The main results from this project are important because they prove a traffic pattern during a street closure event. A measurable difference was observed when comparing streets with Open Streets segments and parallel streets without active Open Streets hours. Even if the difference is small, it may still reflect local experiences during a street closure event. The data was collected through biking; therefore, the results reflect what a biker’s experience is like in the study area and the subsequent black carbon exposure a biker may have had.
The observed traffic pattern changes and their overall effect on black carbon concentration suggest that current traffic policies related to air quality should also be expanded to include more events like the Open Streets program.
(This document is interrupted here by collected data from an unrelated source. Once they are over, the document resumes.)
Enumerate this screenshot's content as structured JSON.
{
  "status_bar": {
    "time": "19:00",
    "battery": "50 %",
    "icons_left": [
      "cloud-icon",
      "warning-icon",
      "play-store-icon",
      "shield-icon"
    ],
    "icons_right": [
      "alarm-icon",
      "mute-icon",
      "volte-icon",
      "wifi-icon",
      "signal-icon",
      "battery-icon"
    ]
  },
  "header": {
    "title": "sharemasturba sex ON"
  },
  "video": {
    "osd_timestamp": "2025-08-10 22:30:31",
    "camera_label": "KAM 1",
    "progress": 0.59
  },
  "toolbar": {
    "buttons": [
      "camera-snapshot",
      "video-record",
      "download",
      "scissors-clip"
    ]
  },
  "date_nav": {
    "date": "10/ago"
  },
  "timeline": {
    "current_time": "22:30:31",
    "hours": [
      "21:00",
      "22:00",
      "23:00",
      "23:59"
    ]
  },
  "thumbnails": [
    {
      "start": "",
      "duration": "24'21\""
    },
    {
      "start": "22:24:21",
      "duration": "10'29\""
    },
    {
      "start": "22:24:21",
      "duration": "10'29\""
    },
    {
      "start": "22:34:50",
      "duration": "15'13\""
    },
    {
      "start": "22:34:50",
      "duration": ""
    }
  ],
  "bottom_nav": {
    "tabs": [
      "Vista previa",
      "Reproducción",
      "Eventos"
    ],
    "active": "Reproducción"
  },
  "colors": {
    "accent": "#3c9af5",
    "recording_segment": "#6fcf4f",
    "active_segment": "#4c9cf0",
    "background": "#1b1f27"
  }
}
Further works should assess the interaction between traffic patterns and built environment, as well as their effect on black carbon. Though the air quality improvement due to the Open Streets program was not found in this study, it is important to keep recognizing the program’s value in other aspects, such as providing open spaces and economic opportunities. While improving air quality was not what this program was designed for, its influence on traffic, traffic related emissions, emission exposures and its subsequent effect on non-traffic related emission should not be overlooked.